Other aspects of SDTM and ADaM programming also leverage metadata such as applying controlled terminology (value-level metadata), identifying the sort sequence of a dataset, applying variable labels, or even simply the order that variables are presented in the dataset. Reporting programs can also benefit from the use of metadata, where code lists allow for the conversion of character to factor variables, which can be useful to supplement empty rows without the creation dummy datasets. Other possibilities include the creation of compliance and consistency checks, study deliverable quality and completeness checks, and more – as metadata can serve several different purposes.

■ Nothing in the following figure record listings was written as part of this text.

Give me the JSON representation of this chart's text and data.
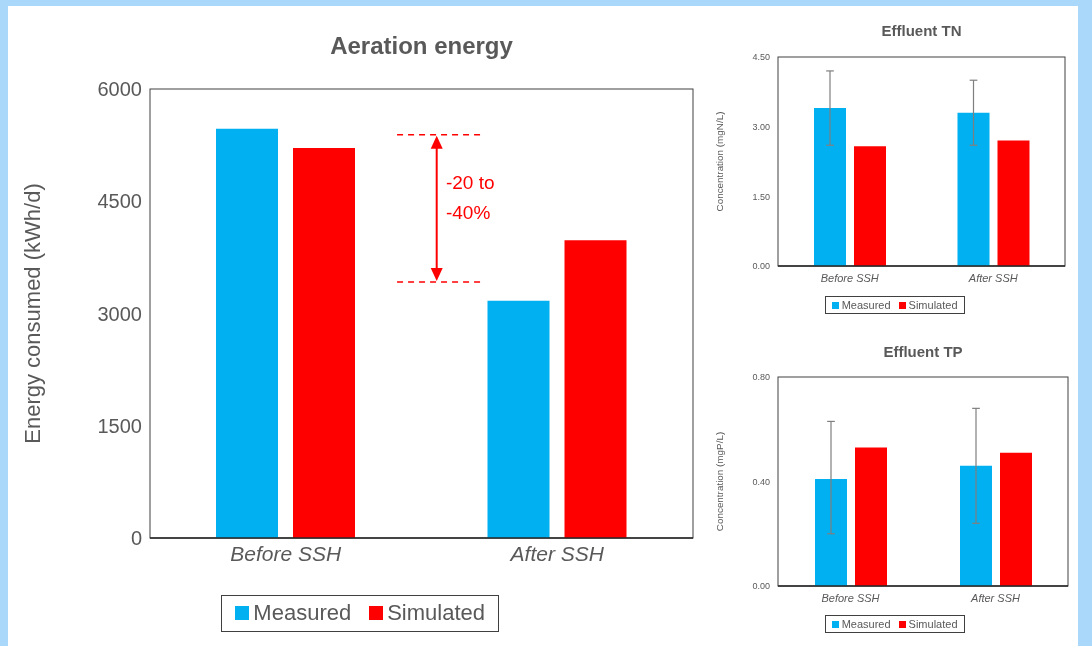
{
  "chart_data": [
    {
      "type": "bar",
      "title": "Aeration energy",
      "ylabel": "Energy consumed (kWh/d)",
      "categories": [
        "Before SSH",
        "After SSH"
      ],
      "series": [
        {
          "name": "Measured",
          "color": "#00b0f0",
          "values": [
            5470,
            3170
          ]
        },
        {
          "name": "Simulated",
          "color": "#ff0000",
          "values": [
            5210,
            3980
          ]
        }
      ],
      "ylim": [
        0,
        6000
      ],
      "yticks": [
        0,
        1500,
        3000,
        4500,
        6000
      ],
      "grid": false,
      "legend": "bottom",
      "ref_lines": [
        {
          "axis": "y",
          "value": 5390,
          "color": "#ff0000",
          "line_style": "dashed"
        },
        {
          "axis": "y",
          "value": 3420,
          "color": "#ff0000",
          "line_style": "dashed"
        }
      ],
      "annotations": [
        "-20 to -40%"
      ]
    },
    {
      "type": "bar",
      "title": "Effluent TN",
      "ylabel": "Concentration (mgN/L)",
      "categories": [
        "Before SSH",
        "After SSH"
      ],
      "series": [
        {
          "name": "Measured",
          "color": "#00b0f0",
          "values": [
            3.4,
            3.3
          ],
          "errors": [
            [
              2.6,
              4.2
            ],
            [
              2.6,
              4.0
            ]
          ]
        },
        {
          "name": "Simulated",
          "color": "#ff0000",
          "values": [
            2.58,
            2.7
          ]
        }
      ],
      "ylim": [
        0,
        4.5
      ],
      "yticks": [
        {
          "value": 0,
          "label": "0.00"
        },
        {
          "value": 1.5,
          "label": "1.50"
        },
        {
          "value": 3,
          "label": "3.00"
        },
        {
          "value": 4.5,
          "label": "4.50"
        }
      ],
      "grid": false,
      "legend": "bottom"
    },
    {
      "type": "bar",
      "title": "Effluent TP",
      "ylabel": "Concentration (mgP/L)",
      "categories": [
        "Before SSH",
        "After SSH"
      ],
      "series": [
        {
          "name": "Measured",
          "color": "#00b0f0",
          "values": [
            0.41,
            0.46
          ],
          "errors": [
            [
              0.2,
              0.63
            ],
            [
              0.24,
              0.68
            ]
          ]
        },
        {
          "name": "Simulated",
          "color": "#ff0000",
          "values": [
            0.53,
            0.51
          ]
        }
      ],
      "ylim": [
        0,
        0.8
      ],
      "yticks": [
        {
          "value": 0,
          "label": "0.00"
        },
        {
          "value": 0.4,
          "label": "0.40"
        },
        {
          "value": 0.8,
          "label": "0.80"
        }
      ],
      "grid": false,
      "legend": "bottom"
    }
  ]
}
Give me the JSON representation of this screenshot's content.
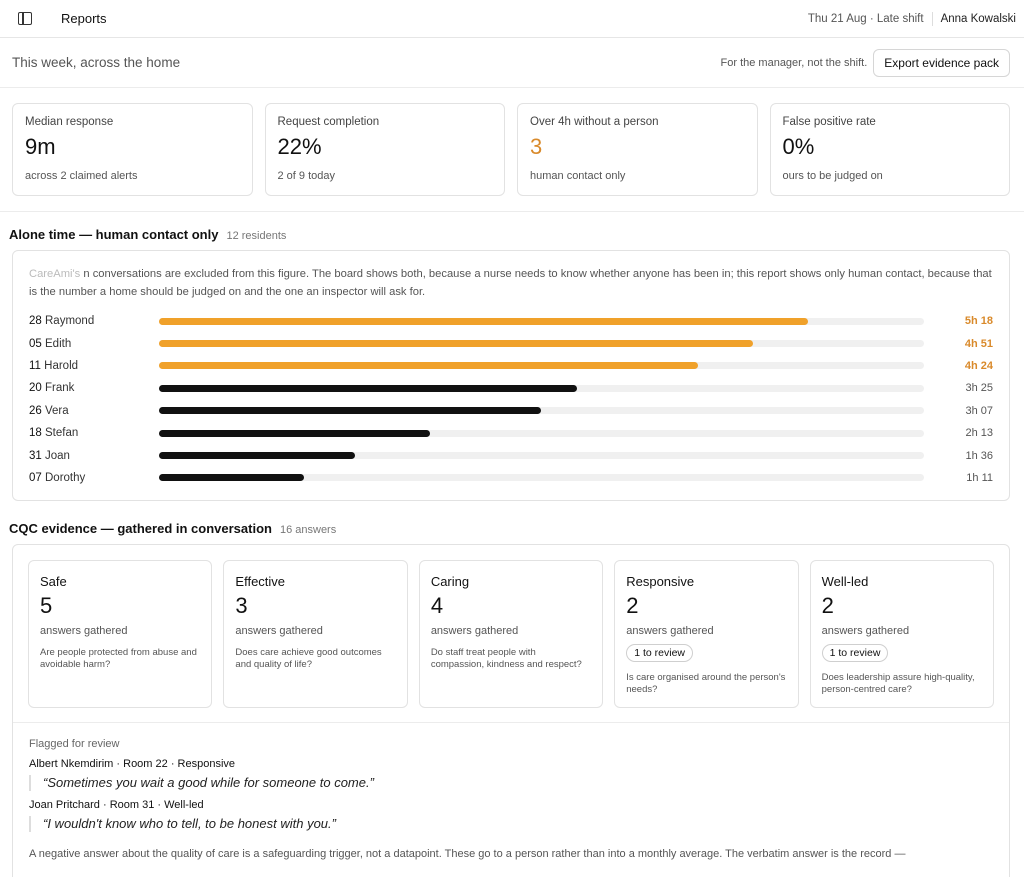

Organizations will inevitably handle their metadata in different ways, be it in Excel® spreadsheets, SQL databases, or other formats. The schemas of these different sources of metadata will likely all be different – even when organizations are following CDISC standards. Packages designed for CDISC programming activities will need to leverage this metadata in different places. For example, xportr has an isolated purpose, and a package centered around SDTM programming techniques will have another purpose – but metadata can be leveraged within both packages.

The largest challenge of metacore is getting metadata from organization specific formats to the standardized format of the container. Helper functions have been written to simplify the import of data from Excel spreadsheets, and readers have additionally been created for define.xml files. If these helpers are not sufficient, then fortunately the creation of a reader is a one-time activity that can then be reused moving forward – allowing users to still benefit from the standardized container provided by metacore.

open source solutions

Each of these packages (timber, xportr, metacore) have been released under an MIT license, an important target for the Atorus-GSK collaboration. The objective is to enable the acceleration of using R to deliver the clinical data pipeline. The design and features you will find in these packages are the result of our understanding of the underlying problem, combining the perspectives of both organizations. While we also have planned enhancements in the backlog, you are part of the user base and your opinions matter!

Releasing our packages under a permissive license permits both the use and critique of the provided solutions. With these packages out in the open, we’re eager to hear from the community. We welcome comments, testing, and contributions through our GitHub repository, much like we provided to the maintainer of SASxport. What works? What doesn’t? Are we on point or off the mark? Feedback drives progress, and the beauty of open-source is that you all have a voice – and we’re happy to listen.